< back
~ / writing / setting-up-adfs-2016

Setting up ADFS 2016

This guide walks through deploying a highly available Active Directory Federation Services 2016 environment. It's written after two full implementation iterations — covering the design choices and gotchas that existing documentation tends to gloss over.

Requirements

A minimum of four servers running Windows Server 2016:

  • Two ADFS farm nodes
  • Two Web Application Proxy (WAP) nodes

You'll also need:

  • Valid SSL certificates for your chosen subdomain and its certauth variant
  • Dual load balancers (internal and external)
  • Split DNS zones if external access is required

Installation

Install the ADFS role on both designated servers:

Install-WindowsFeature ADFS-Federation -IncludeManagementTools

Configure the First Node

Use a Group Managed Service Account (gMSA) for the service account. Before running the configuration wizard, ensure the gMSA has been created and that the server is authorized to retrieve its password:

Add-KdsRootKey -EffectiveTime (Get-Date).AddHours(-10)
New-ADServiceAccount -Name adfs-svc -DNSHostName adfs.yourdomain.com -PrincipalsAllowedToRetrieveManagedPassword "Domain Computers"

Run the ADFS configuration on the first node, selecting the gMSA as the service account.

Add the Second Node

After the first node is configured, join the second server to the existing farm. A common failure point here is gMSA permissions — if the secondary node can't retrieve the managed password, the join will fail.
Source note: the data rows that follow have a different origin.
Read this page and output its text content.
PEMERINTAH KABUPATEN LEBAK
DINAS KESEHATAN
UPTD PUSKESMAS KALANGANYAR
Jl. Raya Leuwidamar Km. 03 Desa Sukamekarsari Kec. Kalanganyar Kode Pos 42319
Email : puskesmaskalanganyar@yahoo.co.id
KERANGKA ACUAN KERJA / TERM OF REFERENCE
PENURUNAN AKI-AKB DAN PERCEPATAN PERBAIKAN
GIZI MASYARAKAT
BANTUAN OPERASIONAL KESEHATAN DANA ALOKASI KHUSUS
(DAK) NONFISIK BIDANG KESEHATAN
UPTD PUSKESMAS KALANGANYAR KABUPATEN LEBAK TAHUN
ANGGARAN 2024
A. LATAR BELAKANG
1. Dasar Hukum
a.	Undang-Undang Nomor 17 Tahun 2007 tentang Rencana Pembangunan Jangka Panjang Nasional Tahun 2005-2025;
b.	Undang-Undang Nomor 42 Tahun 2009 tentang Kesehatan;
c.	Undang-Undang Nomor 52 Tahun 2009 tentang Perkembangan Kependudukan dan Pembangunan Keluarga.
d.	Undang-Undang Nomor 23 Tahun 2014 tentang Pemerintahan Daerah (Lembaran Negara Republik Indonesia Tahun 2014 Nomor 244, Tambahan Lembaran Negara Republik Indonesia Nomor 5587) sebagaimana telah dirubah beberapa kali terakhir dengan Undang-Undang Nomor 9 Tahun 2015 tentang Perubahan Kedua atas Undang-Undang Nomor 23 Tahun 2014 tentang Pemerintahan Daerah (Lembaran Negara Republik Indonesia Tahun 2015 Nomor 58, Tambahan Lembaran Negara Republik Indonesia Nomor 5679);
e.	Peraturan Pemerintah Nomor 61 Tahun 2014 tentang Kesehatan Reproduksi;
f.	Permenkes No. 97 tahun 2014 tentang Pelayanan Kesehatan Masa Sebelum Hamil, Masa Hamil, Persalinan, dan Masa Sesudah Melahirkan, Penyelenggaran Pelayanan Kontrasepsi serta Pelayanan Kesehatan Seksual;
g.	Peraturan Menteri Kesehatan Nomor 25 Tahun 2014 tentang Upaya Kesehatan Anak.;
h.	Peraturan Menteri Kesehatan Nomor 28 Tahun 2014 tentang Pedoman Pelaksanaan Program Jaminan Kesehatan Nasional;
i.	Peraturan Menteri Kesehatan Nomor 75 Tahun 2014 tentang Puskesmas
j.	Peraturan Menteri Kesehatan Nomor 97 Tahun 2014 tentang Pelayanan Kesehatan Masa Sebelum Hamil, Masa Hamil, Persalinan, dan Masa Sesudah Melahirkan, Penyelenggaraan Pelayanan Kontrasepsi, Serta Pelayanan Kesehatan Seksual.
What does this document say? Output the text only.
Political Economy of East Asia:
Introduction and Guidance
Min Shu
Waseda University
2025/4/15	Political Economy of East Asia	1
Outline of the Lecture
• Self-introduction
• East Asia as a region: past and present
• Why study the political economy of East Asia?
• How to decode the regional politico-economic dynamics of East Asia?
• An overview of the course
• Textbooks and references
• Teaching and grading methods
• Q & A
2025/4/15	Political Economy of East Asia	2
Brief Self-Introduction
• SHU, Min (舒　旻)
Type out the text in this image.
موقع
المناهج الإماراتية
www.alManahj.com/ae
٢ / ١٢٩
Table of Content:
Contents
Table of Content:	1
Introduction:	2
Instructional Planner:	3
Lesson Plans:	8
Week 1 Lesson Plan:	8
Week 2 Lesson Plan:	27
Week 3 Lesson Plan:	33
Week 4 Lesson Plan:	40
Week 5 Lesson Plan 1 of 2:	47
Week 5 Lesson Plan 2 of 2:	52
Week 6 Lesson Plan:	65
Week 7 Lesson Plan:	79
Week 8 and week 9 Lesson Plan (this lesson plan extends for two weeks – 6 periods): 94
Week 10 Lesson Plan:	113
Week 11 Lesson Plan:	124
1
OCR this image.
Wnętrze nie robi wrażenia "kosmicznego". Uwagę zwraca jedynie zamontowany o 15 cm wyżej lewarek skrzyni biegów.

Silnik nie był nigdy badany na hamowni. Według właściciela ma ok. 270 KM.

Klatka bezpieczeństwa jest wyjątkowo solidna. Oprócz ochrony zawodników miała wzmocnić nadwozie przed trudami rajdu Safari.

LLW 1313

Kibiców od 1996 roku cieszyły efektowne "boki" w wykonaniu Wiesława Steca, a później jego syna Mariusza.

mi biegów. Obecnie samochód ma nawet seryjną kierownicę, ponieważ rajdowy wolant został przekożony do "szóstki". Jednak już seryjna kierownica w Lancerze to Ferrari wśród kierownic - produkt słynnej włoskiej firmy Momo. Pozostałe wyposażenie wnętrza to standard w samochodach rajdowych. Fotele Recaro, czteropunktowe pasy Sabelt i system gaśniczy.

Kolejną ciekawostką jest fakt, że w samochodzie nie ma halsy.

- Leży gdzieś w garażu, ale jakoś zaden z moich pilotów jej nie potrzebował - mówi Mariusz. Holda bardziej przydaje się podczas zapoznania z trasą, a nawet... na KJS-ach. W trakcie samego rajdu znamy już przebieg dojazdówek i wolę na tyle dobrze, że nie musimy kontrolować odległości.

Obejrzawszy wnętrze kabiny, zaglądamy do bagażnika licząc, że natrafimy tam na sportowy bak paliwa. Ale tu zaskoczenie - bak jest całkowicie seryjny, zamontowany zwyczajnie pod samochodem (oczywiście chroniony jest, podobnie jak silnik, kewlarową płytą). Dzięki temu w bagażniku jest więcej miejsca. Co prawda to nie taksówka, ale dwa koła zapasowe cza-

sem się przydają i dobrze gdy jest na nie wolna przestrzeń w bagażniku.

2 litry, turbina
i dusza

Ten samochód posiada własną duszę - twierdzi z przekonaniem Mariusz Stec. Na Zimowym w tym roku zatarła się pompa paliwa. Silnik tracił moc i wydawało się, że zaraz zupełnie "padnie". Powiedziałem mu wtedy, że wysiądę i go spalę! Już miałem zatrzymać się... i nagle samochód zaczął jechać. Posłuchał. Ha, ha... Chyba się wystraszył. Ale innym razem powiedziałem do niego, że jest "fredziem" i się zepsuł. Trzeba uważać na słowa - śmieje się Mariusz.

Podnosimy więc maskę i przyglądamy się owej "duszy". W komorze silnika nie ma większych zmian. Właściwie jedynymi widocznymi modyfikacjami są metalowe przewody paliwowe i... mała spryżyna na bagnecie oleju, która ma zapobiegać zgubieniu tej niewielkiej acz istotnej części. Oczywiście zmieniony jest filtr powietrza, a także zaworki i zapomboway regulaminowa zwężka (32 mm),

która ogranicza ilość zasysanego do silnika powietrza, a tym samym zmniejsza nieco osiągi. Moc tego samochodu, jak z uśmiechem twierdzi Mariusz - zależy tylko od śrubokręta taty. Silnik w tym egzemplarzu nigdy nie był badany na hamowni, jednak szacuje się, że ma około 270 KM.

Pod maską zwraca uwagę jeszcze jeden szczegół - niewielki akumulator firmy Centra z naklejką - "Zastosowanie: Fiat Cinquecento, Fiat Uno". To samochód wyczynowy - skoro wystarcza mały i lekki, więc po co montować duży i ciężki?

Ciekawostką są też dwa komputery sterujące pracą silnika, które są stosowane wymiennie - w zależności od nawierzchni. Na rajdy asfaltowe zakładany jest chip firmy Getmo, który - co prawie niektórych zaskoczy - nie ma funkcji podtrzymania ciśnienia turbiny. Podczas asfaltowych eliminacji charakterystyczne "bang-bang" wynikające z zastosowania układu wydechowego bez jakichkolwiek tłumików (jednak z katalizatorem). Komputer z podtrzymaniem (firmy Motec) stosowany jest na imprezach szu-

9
Verify the SPNs are correctly set and that the second server is included in the principals allowed to retrieve the password:

Set-ADServiceAccount -Identity adfs-svc -PrincipalsAllowedToRetrieveManagedPassword "ADFS-Node1$","ADFS-Node2$"

Deploy Web Application Proxy Nodes

Install the Remote Access role on both WAP servers and configure them as federation proxies pointing to your internal ADFS load balancer:

Install-WindowsFeature Web-Application-Proxy -IncludeManagementTools
Install-WebApplicationProxy -FederationServiceTrustCredential (Get-Credential) -CertificateThumbprint <thumbprint> -FederationServiceName "adfs.yourdomain.com"

Customization

A few PowerShell commands worth applying after the base configuration:

# Enable password change through ADFS
Set-AdfsEndpoint -TargetAddressPath /adfs/portal/updatepassword/ -Proxy $true
Enable-AdfsEndpoint -TargetAddressPath /adfs/portal/updatepassword/

# Support modern browsers
Set-AdfsProperties -WIASupportedUserAgents @("MSAuthHost/1.0/In-Domain","MSIE 6.0","MSIE 7.0","MSIE 8.0","MSIE 9.0","MSIE 10.0","Trident/7.0","MSIPC","Windows Rights Management Client","Mozilla/5.0")

# Configure extranet lockout to mirror AD settings
Set-AdfsProperties -EnableExtranetLockout $true -ExtranetLockoutThreshold 5 -ExtranetObservationWindow (New-TimeSpan -Minutes 30)

Extranet lockout settings should align with your Active Directory fine-grained password policy to avoid inconsistent behavior across authentication paths.